Princess Weekes is an award winning writer and video essayist who works at breaking down the intersections between race, gender, and pop culture. Formally an Assistant Editor at The Mary Sue, co-host of Netflix’s The Geeked Podcast, and co-host and co-writer on the PBS Digital Series It’s Lit. On weekends she works as a bookseller at a local bookstore. When not reading or writing she can be found playing TTRPGs of cuddling with her cat, Lola.

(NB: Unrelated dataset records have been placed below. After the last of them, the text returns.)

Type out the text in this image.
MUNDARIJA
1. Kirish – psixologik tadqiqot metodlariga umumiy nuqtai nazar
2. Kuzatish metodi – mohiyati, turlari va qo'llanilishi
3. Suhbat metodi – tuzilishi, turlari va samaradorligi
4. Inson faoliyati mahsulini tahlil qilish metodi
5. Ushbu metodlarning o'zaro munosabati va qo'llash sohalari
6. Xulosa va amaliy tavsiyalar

Executive Producer and host of national PBS programming at Detroit Public TV, Lauren develops content for PBS and other distributors of public media for broadcast, streaming, and other digital channels and has executive-produced and/or produced over 60 national broadcast and programs. Her passion is to develop inspiring, entertaining, and educational content alongside the best national and international talent, and to engage important content with communities across the country. Lauren loves to read and has worked to develop and produce PBS Books content for nearly ten years!
Fred Nahhat is an Emmy Award-winning producer, host, and presenter for Detroit’s PBS station, where he serves as Sr. VP of Production. A 30-year broadcast veteran, Fred has hosted and produced numerous programs for Public TV – including music specials from Il Volo, Celtic Gold and the New Divas – as well as other series and specials “New Year’s Eve with the DSO”, “The Detroit Dream Cruise,” “The PBS Books Readers Club” and “Get Up, Get Out,” among others.
He is a graduate of Wayne State University and a member of the National Academy of Television Arts and Sciences Michigan Chapter, USA Hockey, and Leadership Detroit.